Musicologically, Sub-Saharan Africa may be divided into four regions;[2]
- The eastern region (light green regions on map) includes the music of Uganda, Kenya, Rwanda, Burundi, Tanzania, Malawi, Mozambique and Zimbabwe as well as the islands of Madagascar, the Seychelles, Mauritius and Comor. Many of these have been influenced by Arabic music and also by the music of India, Indonesia and Polynesia, though the region's indigenous musical traditions are primarily in the mainstream of the sub-Saharan Niger–Congo-speaking peoples.
- The southern region (brown region on map) includes the music of South Africa, Lesotho, Swaziland, Botswana, Namibia and Angola.
- The central region (dark blue region on map) includes the music of Chad, the Central African Republic, the Democratic Republic of the Congo and Zambia, including Pygmy music.
- West African music (yellow region on map) includes the music of Senegal and the Gambia, of Guinea and Guinea-Bissau, Sierra Leone and Liberia, of the inland plains of Mali, Niger and Burkina Faso, the coastal nations of Cote d'Ivoire, Ghana, Togo, Benin, Nigeria, Cameroon, Gabon and the Republic of the Congo as well as islands such as Sao Tome and Principe.

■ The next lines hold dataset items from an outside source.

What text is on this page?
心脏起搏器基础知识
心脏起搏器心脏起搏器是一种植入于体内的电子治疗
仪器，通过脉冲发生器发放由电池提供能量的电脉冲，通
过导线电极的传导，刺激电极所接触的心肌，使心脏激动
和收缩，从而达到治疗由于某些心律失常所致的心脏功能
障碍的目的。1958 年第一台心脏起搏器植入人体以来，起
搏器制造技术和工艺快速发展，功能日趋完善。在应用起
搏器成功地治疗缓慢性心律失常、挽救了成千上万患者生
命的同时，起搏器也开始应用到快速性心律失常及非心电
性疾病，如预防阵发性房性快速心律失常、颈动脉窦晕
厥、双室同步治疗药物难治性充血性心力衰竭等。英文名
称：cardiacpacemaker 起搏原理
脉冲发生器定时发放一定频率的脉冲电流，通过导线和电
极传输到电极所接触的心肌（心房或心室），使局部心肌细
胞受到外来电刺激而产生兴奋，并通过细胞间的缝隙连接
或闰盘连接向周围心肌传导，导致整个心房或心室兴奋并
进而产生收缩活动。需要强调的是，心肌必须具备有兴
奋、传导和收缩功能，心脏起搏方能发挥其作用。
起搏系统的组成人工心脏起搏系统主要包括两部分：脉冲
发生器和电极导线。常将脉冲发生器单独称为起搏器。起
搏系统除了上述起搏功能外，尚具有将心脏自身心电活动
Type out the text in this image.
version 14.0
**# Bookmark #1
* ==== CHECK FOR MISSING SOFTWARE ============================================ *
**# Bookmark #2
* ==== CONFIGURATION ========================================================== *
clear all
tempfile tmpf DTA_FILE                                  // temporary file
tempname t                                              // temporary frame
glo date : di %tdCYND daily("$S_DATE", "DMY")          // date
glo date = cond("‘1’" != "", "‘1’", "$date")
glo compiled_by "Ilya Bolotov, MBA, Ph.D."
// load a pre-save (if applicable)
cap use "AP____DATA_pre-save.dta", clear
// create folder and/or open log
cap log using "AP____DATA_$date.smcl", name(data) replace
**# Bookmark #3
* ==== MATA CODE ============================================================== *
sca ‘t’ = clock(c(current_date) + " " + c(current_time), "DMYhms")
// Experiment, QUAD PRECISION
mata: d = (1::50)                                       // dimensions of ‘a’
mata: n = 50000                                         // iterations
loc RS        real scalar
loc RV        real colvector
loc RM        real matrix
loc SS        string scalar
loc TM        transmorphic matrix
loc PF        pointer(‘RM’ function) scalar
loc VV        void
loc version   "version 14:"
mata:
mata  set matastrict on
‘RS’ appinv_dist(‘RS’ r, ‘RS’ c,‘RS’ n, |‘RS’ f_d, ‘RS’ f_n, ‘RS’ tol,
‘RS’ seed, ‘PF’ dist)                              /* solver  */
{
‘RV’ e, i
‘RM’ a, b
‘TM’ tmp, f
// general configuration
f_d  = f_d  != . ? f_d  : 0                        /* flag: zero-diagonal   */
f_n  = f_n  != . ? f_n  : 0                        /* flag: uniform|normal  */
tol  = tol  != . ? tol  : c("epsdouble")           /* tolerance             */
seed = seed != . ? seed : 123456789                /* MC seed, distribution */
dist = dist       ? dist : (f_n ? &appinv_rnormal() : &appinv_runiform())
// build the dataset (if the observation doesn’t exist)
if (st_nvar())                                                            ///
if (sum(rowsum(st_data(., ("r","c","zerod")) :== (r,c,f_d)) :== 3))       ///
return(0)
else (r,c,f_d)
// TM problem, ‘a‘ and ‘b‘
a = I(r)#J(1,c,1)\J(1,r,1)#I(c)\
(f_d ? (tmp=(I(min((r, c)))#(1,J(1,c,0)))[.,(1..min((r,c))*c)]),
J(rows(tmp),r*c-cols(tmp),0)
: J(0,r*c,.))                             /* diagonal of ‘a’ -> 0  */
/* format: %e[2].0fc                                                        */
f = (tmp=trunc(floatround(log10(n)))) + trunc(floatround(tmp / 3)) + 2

[edit] Musical instruments
Besides using the voice, which has been developed to use various techniques such as complex hard melisma and yodel, a wide array of musical instruments are used. African musical instruments include a wide range of drums, slit gongs, rattles, double bells as well as melodic instruments like string instruments, (musical bows, different types of harps and harp-like instruments such as the Kora as well as fiddles), many kinds of xylophone and lamellophone like the mbira, and different types of wind instrument like flutes and trumpets.Drums used in African traditional music include talking drums, bougarabou and djembe in West Africa, water drums in Central and West Africa, and the different types of ngoma drums (or engoma) in Central and Southern Africa. Other percussion instruments include many rattles and shakers, such as the kosika, rain stick, bells and wood sticks. Also, Africa has lots of other types of drums, and lots of flutes, and lots of stringed and wind instruments.